There are a number of symptoms commonly thought of as related to chronic fatigue syndrome (CFS). These symptoms may not appear in every patient or all the time in any patient. One of the most frustrating aspects of CFS for patients and physicians is that many chronic fatigue symptoms are also symptoms of other diseases and disorders, some of which may actually accompany the CFS. The following are some of the most common primary symptoms of chronic fatigue syndrome, along with explanations of each.
This type of fatigue is not the kind most people experience due to lack of sleep, hard exercise and other factors. This particular kind of fatigue is best described by patients to be ‘draining’ and the feeling of ‘being done for the day’. This type is not one remedied by a ‘power nap’, caffeine or ‘a second wind’.
Another aspect of this form of fatigue is that a patient may experience it after even only slight exertion, with it lasting longer than 24 hours after that exertion. When a patient experiences this form of fatigue, it can indicate CFS.
For diagnosis, this symptom must have been occurring for at least six months.
This type of pain often feels as if it is in the joints or the muscles close to the joints, to patients. It can come in a variety of forms, such as burning, aching, dull, stabbing and sharp. It tends to move around the patient’s body throughout the day, at times, and can come and go with no discernible pattern.
Though some CFS patients will experience some swelling and inflammation, this particular type of pain is not accompanied by either and must not be accompanied by either for the diagnosis of chronic fatigue syndrome.
It is common for patients with CFS to experience insomnia and non-refreshing sleep, when they do sleep. Non-refreshing sleep occurs when the patient wakes from what could be seven or eight hours of sleep only to feel as if he or she did not get any or much sleep at all. The patient may feel just as exhausted as when he or she went to bed.
Memory Loss and Concentration Issues
It is not unusual for anyone to occasionally forget where they left the car keys or to not be able to concentrate from time to time. The difference for the CFS patient is that these issues can occur rather frequently, to the point of becoming part of daily life.
It is quite common for CFS patients to have a low-grade fever (no higher than 101 degrees Fahrenheit) on any given day or even on most days, with no discernible reason other than having CFS.
There are a number of other chronic fatigue syndrome symptoms that may occur. These may be considered secondary or lesser symptoms (in diagnosis). They include headaches, migraines and a weakened immune system.

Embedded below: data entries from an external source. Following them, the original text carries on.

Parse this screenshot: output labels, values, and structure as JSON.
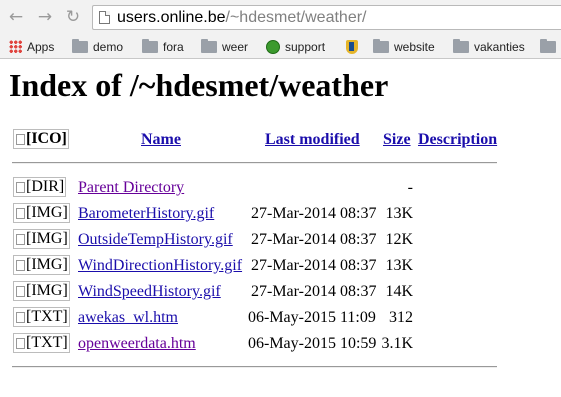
{
  "browser": {
    "url_host": "users.online.be",
    "url_path": "/~hdesmet/weather/",
    "bookmarks": [
      {
        "label": "Apps",
        "icon": "apps-grid-icon"
      },
      {
        "label": "demo",
        "icon": "folder-icon"
      },
      {
        "label": "fora",
        "icon": "folder-icon"
      },
      {
        "label": "weer",
        "icon": "folder-icon"
      },
      {
        "label": "support",
        "icon": "support-icon"
      },
      {
        "label": "",
        "icon": "shield-icon"
      },
      {
        "label": "website",
        "icon": "folder-icon"
      },
      {
        "label": "vakanties",
        "icon": "folder-icon"
      },
      {
        "label": "",
        "icon": "folder-icon"
      }
    ]
  },
  "page": {
    "title": "Index of /~hdesmet/weather",
    "header_icon_alt": "[ICO]",
    "columns": {
      "name": "Name",
      "modified": "Last modified",
      "size": "Size",
      "description": "Description"
    },
    "rows": [
      {
        "alt": "[DIR]",
        "name": "Parent Directory",
        "modified": "",
        "size": "-",
        "visited": true
      },
      {
        "alt": "[IMG]",
        "name": "BarometerHistory.gif",
        "modified": "27-Mar-2014 08:37",
        "size": "13K",
        "visited": false
      },
      {
        "alt": "[IMG]",
        "name": "OutsideTempHistory.gif",
        "modified": "27-Mar-2014 08:37",
        "size": "12K",
        "visited": false
      },
      {
        "alt": "[IMG]",
        "name": "WindDirectionHistory.gif",
        "modified": "27-Mar-2014 08:37",
        "size": "13K",
        "visited": false
      },
      {
        "alt": "[IMG]",
        "name": "WindSpeedHistory.gif",
        "modified": "27-Mar-2014 08:37",
        "size": "14K",
        "visited": false
      },
      {
        "alt": "[TXT]",
        "name": "awekas_wl.htm",
        "modified": "06-May-2015 11:09",
        "size": "312",
        "visited": false
      },
      {
        "alt": "[TXT]",
        "name": "openweerdata.htm",
        "modified": "06-May-2015 10:59",
        "size": "3.1K",
        "visited": true
      }
    ]
  }
}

More of a test factor than a symptom, per se, there are 18 points on the body a physician can apply slight pressure to during diagnosis that may result in pain (when it should not) for the patient. Though these spots may always be tender to the touch, they are not typically thought of as a symptom, but as a means of diagnosis. A chart illustrating these tender points (also common to Fibromyalgia) may be found here.
For a diagnosis of CFS, the patient must experience pain in at least 11 of the 18 tender points.